Finance companies lag on diversity

Big challenges remain if the financial sector is to make last changes to improve the diversity of their executives following the UK’s Gadhia Review and the launch of the government’s Women in Finance Charter, according to the think tank, New Financial.

The UK government commissioned Jayne-Anne Gadhia, CEO of Virgin Money, to lead a review of women in senior management across UK financial services last year and its findings were published in March 2016. The main recommendations were that companies: should set their own internal targets against which they publicly report progress; an executive must be accountable for improving gender diversity at all levels of their organisation and in all business units and executive bonuses should be explicitly tied to achieving internal gender diversity target. The UK government responded by setting up the Charter in which firms pledge to meet Gadhia’s recommendations.

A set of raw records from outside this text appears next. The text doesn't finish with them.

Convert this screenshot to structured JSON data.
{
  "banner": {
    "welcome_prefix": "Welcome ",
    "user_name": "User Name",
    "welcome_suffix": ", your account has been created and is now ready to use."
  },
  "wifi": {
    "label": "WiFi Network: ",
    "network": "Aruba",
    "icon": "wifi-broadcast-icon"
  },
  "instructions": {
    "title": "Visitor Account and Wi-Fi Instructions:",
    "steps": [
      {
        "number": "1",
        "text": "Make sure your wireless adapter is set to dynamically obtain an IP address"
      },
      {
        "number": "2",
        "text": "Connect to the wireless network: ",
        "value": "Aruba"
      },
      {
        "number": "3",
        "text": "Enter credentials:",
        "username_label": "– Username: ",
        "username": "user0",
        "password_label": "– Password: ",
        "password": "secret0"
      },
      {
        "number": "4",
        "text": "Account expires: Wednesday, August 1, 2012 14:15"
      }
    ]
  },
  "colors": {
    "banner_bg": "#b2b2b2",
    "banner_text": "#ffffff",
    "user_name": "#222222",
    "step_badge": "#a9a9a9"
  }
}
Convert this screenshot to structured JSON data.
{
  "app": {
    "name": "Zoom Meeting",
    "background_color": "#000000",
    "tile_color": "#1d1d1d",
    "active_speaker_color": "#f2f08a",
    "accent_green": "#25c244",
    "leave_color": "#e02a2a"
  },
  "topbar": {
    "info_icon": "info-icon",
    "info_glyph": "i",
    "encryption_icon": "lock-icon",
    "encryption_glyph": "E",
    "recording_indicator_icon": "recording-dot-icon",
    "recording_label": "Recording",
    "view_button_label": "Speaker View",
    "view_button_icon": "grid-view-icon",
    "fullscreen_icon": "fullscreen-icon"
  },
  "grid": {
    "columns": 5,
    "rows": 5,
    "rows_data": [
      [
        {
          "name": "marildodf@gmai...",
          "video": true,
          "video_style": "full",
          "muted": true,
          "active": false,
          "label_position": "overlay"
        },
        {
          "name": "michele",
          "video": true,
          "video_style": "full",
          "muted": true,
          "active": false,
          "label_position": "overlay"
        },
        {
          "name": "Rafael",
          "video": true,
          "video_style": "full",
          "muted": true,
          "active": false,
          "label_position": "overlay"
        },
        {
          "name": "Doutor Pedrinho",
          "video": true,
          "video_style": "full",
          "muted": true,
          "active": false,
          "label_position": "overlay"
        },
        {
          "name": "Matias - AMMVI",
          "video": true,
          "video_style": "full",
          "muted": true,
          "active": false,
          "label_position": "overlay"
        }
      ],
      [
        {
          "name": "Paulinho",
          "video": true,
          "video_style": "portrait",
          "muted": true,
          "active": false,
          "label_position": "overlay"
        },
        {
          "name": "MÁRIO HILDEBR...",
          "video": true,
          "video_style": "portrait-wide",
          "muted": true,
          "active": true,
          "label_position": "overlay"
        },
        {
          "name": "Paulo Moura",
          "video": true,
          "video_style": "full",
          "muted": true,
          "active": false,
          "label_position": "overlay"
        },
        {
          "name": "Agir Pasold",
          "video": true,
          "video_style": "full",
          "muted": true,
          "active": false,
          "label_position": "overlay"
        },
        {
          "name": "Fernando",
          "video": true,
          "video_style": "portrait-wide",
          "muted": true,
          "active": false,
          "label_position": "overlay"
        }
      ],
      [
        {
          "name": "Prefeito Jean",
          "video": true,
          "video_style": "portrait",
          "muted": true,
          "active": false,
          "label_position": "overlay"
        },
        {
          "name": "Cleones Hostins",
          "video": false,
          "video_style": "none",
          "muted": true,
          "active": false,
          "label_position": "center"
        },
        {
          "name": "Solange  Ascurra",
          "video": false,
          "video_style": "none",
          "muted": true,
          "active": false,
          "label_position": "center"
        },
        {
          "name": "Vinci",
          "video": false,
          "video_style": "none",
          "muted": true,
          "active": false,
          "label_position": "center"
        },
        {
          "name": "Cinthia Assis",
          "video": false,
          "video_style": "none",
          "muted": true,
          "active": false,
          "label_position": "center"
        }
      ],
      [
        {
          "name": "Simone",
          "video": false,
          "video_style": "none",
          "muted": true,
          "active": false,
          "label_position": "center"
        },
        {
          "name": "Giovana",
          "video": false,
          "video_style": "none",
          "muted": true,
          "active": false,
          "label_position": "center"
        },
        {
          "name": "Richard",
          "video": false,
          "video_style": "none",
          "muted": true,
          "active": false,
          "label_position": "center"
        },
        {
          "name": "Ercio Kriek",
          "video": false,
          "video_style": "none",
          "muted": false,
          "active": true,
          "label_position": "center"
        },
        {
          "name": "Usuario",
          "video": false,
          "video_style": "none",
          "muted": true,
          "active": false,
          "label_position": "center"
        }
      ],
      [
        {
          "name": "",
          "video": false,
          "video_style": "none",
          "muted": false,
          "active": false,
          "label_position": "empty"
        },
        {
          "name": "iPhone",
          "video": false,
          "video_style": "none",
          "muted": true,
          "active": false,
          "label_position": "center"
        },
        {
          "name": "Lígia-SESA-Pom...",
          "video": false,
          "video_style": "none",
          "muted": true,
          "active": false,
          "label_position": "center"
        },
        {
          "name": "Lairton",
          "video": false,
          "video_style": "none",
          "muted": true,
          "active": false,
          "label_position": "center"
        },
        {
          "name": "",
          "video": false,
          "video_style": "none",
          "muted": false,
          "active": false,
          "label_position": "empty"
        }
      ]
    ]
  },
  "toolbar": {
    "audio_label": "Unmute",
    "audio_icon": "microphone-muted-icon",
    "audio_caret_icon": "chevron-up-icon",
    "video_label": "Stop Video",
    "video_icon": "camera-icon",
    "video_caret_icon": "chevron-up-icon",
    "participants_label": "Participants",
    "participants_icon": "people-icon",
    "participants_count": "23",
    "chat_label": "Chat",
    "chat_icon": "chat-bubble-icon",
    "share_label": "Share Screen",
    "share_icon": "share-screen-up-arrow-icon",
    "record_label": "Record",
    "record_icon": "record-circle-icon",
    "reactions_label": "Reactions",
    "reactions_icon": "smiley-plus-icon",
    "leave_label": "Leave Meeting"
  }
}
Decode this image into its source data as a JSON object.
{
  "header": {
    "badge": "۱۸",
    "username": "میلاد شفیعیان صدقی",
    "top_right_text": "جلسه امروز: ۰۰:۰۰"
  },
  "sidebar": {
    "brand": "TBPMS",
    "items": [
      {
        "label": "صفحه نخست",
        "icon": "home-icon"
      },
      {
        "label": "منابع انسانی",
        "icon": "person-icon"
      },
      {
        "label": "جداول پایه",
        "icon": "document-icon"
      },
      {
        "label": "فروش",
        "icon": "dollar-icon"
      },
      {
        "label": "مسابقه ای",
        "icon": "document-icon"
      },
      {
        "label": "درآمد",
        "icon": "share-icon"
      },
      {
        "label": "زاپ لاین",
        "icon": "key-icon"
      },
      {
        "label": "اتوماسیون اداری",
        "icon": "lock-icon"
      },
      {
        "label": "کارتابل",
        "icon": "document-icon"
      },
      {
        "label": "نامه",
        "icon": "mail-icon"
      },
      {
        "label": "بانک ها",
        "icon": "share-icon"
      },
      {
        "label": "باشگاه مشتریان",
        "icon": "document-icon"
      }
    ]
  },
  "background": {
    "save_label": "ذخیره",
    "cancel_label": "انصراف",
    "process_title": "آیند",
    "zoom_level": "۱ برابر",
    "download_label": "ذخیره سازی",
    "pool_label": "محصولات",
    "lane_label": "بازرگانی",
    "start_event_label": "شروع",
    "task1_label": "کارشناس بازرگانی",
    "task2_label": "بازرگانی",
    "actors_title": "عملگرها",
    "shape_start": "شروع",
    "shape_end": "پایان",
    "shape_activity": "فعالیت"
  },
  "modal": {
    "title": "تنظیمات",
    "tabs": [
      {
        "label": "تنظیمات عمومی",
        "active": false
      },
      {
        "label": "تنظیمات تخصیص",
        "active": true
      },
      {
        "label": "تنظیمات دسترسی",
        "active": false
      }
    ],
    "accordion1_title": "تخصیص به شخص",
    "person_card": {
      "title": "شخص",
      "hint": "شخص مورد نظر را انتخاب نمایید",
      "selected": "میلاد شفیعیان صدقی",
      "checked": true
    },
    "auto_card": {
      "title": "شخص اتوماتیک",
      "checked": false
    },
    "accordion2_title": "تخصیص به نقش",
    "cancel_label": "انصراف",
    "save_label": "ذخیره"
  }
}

New Financial’s report analysed female representation on boards and executive committees (excos) at a sample of 200 companies across UK financial services, and found that while women hold nearly a quarter (23%) of board positions, they comprise just one in seven (14%) of executive committee members. Looking at the financial services sector across Europe there is similar disparity – within France and Germany both have board quotas for women and do better than UK boards, but again female executive committee representation lags, particularly in Germany, where the proportion of women on boards at 27% is more than three times that of excos at 8%.

The 23% average for UK boards also disguises the fact that the majority of the female board members are in non-executive director positions – according to New Financial  the proportion of female non-execs (27%) is nearly four times that of female executive board directors (7%). There is also a wide difference between different sectors of financial services within the UK. For example, women make up just 7% of the boards of financial technology companies compared to 31% for banking groups while women comprise just 10% of private equity executive committees and 24% of challenger banks’ committees.

The study found that in cases of financial services firms that have non-UK owners there is better female representation on the boards – 28% compared with 20% – because, New Financial said, 90% of the non-UK boards are of listed companies, whereas only half of the UK sample is listed. However, there is better female representation on the executive committees of UK companies – 15% compared with 11%.

New Financial interviewed six of the Women in Finance Charter’s founder signatories to draw out the common themes signatories face. The biggest challenge for potential Charter signatories to overcome will be setting targets. New Financial’s Diversity Disclosure 2015  research showed just 27% of companies publicly disclose any kind of diversity target, 26% disclose a gender-based target, 24% disclose a target for women in management and 10% a target for women on boards. The Charter is voluntary, and asks companies to choose their own target that fits in with their own diversity strategy for their own business needs. However, New Financial, believes if the financial sector do not appear to be making improvement it could risk a more prescriptive approach by the government.